Digital Digressions by Stuart Sierra

Beyond Syntax

Posted on August 1, 2007 by Stuart Sierra

From a 1995 paper on intentional programming: “Present day syntax had [sic] been predicated on a character stream that could have been input from punch cards, or teletypes.” Exactly! Why are we still working in a punch-card manner on million-pixel displays? Why are we still arguing about curly brackets versus parentheses when Unicode has millions of characters? In short, why do we have syntax at all?

Abandoning syntax wouldn’t mean abandoning “real” programming. Visual programming probably didn’t catch on because designing software with a mouse was too slow. But that’s a fault of the interface, not the method. There’s no reason why an tree-like editor in an Intentional Programming system couldn’t be as slick as Emacs with Paredit. Assuming the editor were also developed with Intentional Programming, it would be just as extendable as Emacs.

From the same paper: “Meta-work (i.e. consistent rewriting of a program) is not expressible in languages even though it comprises a substantial part of programmer’s workload. Lisp is an exception in this regard, but only at the cost of failing most other tests for usability.” I might argue with the usability statement, but the rest is true.

Sadly, Intentional Programming was originally developed at Microsoft, patented, and then seemingly abandoned. On the upside, the author of that paper now has his own company, Intentional Software, with patent deals with Microsoft and a blog.

Ruby vs. Lisp

Posted on July 31, 2007 by Stuart Sierra

I’m certainly not the first to do this, but I felt like writing it. Comparing Ruby and Common Lisp:

Syntax: Advantage, Common Lisp. No contest here. Ruby’s syntax is ugly, with all those ends hanging around and the { |var| ... } block syntax. The one thing Ruby has going for it is conciseness. The block syntax, ugly though it may be, is shorter than (lambda (var) ...), which may explain why Ruby uses blocks everywhere while CL programmers go out of their way to avoid lambdas.

Libraries: Advantage, Ruby. CL has some really interesting high-level libraries, but it’s lacking in bread-and-butter utilities like date/time, file handling, and string munging.

Speed: Everybody knows Ruby is slow. CL with native compilation is not. On the other hand, a lot of Ruby libraries are written in hand-optimized C, so they’re plenty fast.
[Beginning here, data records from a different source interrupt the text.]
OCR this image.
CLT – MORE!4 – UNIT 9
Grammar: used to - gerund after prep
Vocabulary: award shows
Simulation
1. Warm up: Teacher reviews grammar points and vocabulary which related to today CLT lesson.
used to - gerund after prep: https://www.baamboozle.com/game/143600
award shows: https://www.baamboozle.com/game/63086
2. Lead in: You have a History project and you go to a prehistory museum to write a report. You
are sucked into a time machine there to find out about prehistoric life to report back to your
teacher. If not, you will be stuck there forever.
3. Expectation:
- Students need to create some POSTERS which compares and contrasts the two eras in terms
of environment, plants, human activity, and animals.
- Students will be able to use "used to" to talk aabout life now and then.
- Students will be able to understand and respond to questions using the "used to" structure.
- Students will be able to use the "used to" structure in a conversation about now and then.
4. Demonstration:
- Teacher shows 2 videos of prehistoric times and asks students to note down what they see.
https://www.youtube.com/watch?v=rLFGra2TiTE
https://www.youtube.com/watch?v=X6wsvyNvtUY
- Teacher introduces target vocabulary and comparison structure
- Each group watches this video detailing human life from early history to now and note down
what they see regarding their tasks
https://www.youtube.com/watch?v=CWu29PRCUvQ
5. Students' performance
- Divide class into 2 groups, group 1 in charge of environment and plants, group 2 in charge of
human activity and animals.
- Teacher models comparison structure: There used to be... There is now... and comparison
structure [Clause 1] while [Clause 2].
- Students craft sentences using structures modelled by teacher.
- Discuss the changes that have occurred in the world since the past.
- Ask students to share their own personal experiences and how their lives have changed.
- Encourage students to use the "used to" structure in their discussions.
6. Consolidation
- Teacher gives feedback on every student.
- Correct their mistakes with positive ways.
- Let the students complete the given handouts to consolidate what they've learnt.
But just try to decipher that C code when you want to modify the behavior of a library. Slight advantage, CL.

Resource usage: Slight advantage, Ruby. Most CL implementations carry the baggage of a 20MB runtime. Ruby by itself is small, but some major libraries (e.g. Rails) are memory hogs.

Web development: Advantage, Ruby. Rails rocks. The CL web frameworks are complex and not well tested in mainstream production use.

Testing: Dead heat. Both languages have several excellent testing frameworks. There’s been some particularly innovative work on Behavior-Driven Development in Ruby with rSpec.

Metaprogramming: Advantage, CL. Although Ruby is famous for its metaprogramming abilities, it can’t compete with CL’s macro system and the Meta-Object Protocol. I find the Ruby metaprogramming methods confusing, so I fall back on evaluating template strings, which is error-prone.

Difficulty: Ruby is definitely easier to learn, especially for someone with some C/Perl background. Common Lisp is really different, and shows its age in areas like file handling.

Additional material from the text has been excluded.